Lap five saw a dramatic clash at Clearways -- Witt Gamski's Ferrari 430 had spun in the fraught midfield, and was collected by Anthony Reid's Chevron, the little yellow car being launched, and a following Flick Haigh taking swift avoiding action. Heavy damage to both cars, and the track strewn with debris as well as the two cars at awkward angles, signalled the deployment of the Safety Car. Taking the opportunity to pit at this early stage were Tommy Field, who's Chevron had started to lose pace, and Tom Webb, in the GTS BMW GTR -- too early for fuel, surely, but team boss Tom Shephard later confided that they dispensed 17 valuable litres of Sunoco at that opportune moment.
With the rescue and clear-up marshals performing their tasks around the stricken cars, and with a red flag possibly being an unpopular move owing to the existing time constraints, the Safety Car held the field stationary for a few minutes as a safe path was cleared. Field did an exploratory lap, but returned to the pits, and the Tracktorque Chevron was pushed away, a broken piston being cited for the failure.
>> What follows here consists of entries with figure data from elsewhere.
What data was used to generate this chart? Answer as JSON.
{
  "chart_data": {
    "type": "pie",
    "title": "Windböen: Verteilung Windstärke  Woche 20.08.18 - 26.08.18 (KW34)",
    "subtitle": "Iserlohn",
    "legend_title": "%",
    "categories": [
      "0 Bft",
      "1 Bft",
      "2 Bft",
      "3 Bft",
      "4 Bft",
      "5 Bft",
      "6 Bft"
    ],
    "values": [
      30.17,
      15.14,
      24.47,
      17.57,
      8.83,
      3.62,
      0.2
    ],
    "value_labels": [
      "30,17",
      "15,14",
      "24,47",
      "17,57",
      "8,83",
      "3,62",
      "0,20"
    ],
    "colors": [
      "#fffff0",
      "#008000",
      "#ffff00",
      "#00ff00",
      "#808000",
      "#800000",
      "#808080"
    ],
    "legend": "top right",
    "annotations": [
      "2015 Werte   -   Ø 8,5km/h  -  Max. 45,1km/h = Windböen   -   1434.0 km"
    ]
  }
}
Once the caution was lifted, Onslow-Cole and Morcillo began to pull away from the pack again, and the Bailey/Mowle/Ashburn trinity became a quartet as Mike Millard's Rapier SR2 joined in. Colin White was now getting used to the Dunlop rubber on his Ginetta G55, and relieved Martin Byford of 10th place before slowing dramatically, and making a pit call. Another in trouble was Millard, the Rapier audibly misfiring badly along the Cooper Straight. Millard snaked through the Indy loop, and made a smoky entrance to the pitlane, where the car was engulfed in flames that were rapidly extinguished by the marshals and pit crews."